Tomó prestada una banca del salón vecino para poder asomarse y buscarla. Ahí estaba ella,  en el primer salón del primer piso, con la nariz fracturada cubierta de gasas y micropor. (Era la primera vez que se la fracturaba).

Ella no miraba el pizarrón, ni al maestro, miraba, con  sus ojos errantes, el ilegible presente mezclado con la grisácea paleta de la banca. Quería resolver los problemas del mundo para distraerse de la fastidiosa clase de metodología de la investigación. No se sintió observada por él, muy a pesar de lo pesadas que eran esas pupilas. Persino la había atrapado. Ella tenía la costumbre no ir a la escuela los viernes (y menos aquel viernes). Él esperó en un aula vacía. Cantó quedito el poema y tomó aire. No estaba nervioso, mas bien impaciente. Tic, tac, doce y media, tic, tac doce y cuarto, tic, tac, diez para la una. Fin de la clase la clase.

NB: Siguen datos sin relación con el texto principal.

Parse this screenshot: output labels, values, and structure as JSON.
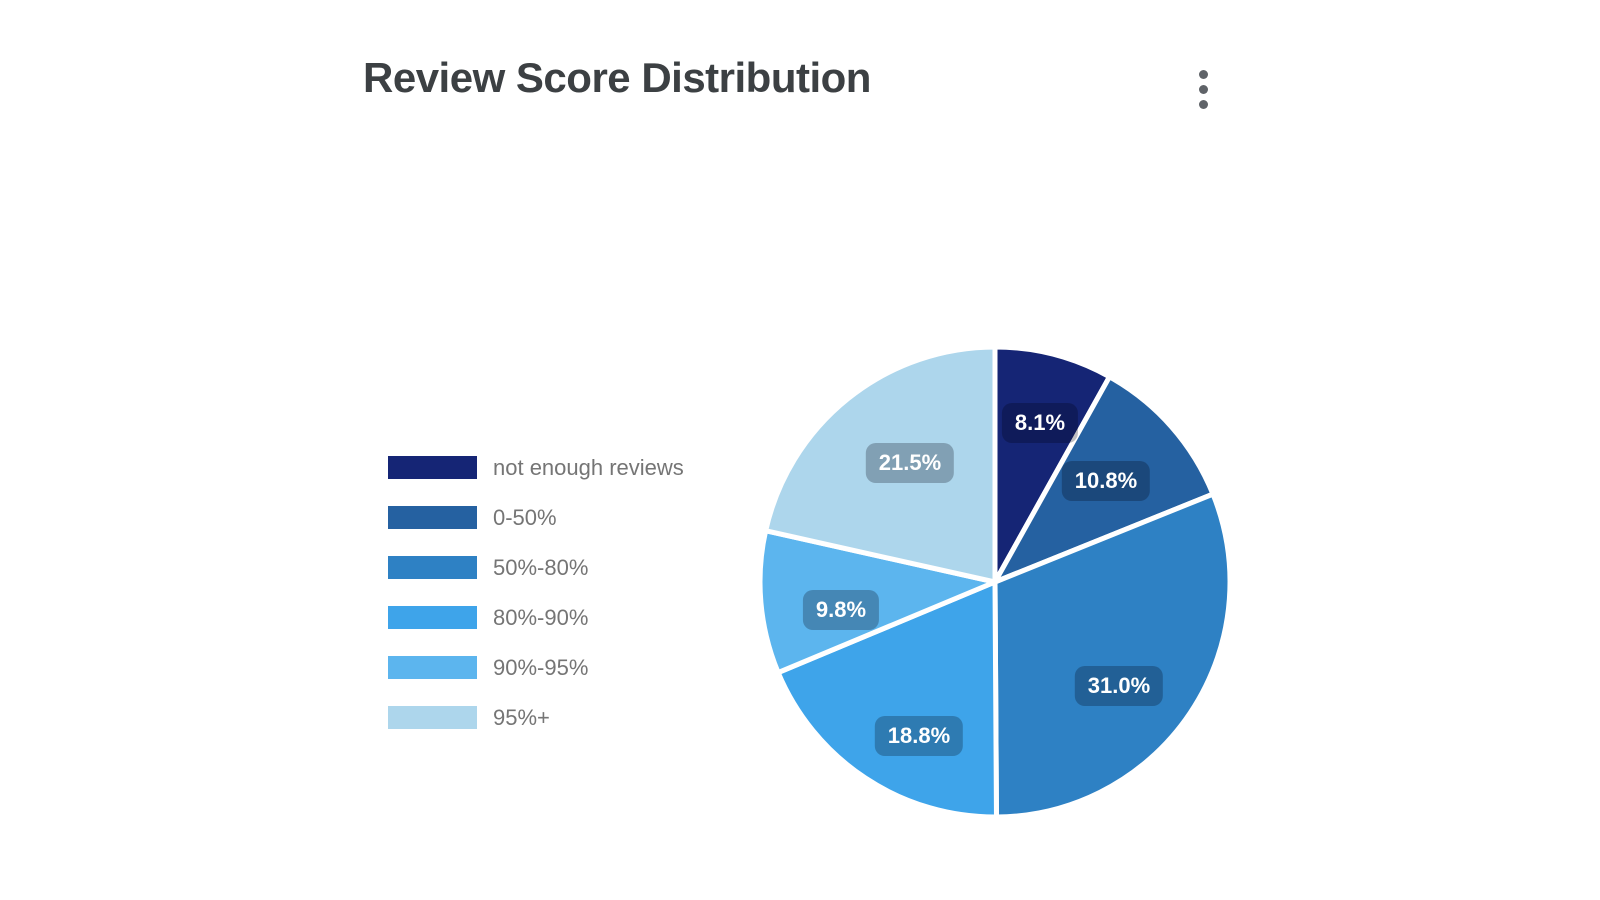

Persino aparece con el viento que la puerta del salón avienta al abrirse. Ella no parpadea. Los labios de él se mueven: Fuego desciende  de sus cabellos… Sí, es el poema, le está declamando su poema, de ella, regalo de cumpleaños número veintiuno. “Ahí, dónde Xò sonríe…” Los labios de ambos se coordinan, hablan, cantan el poema: “camina descalza sobre el hielo”. Ella quiere llorar, “insiste en estar frente a mí, aunque no lo sepa, aunque no lo quiera saber”.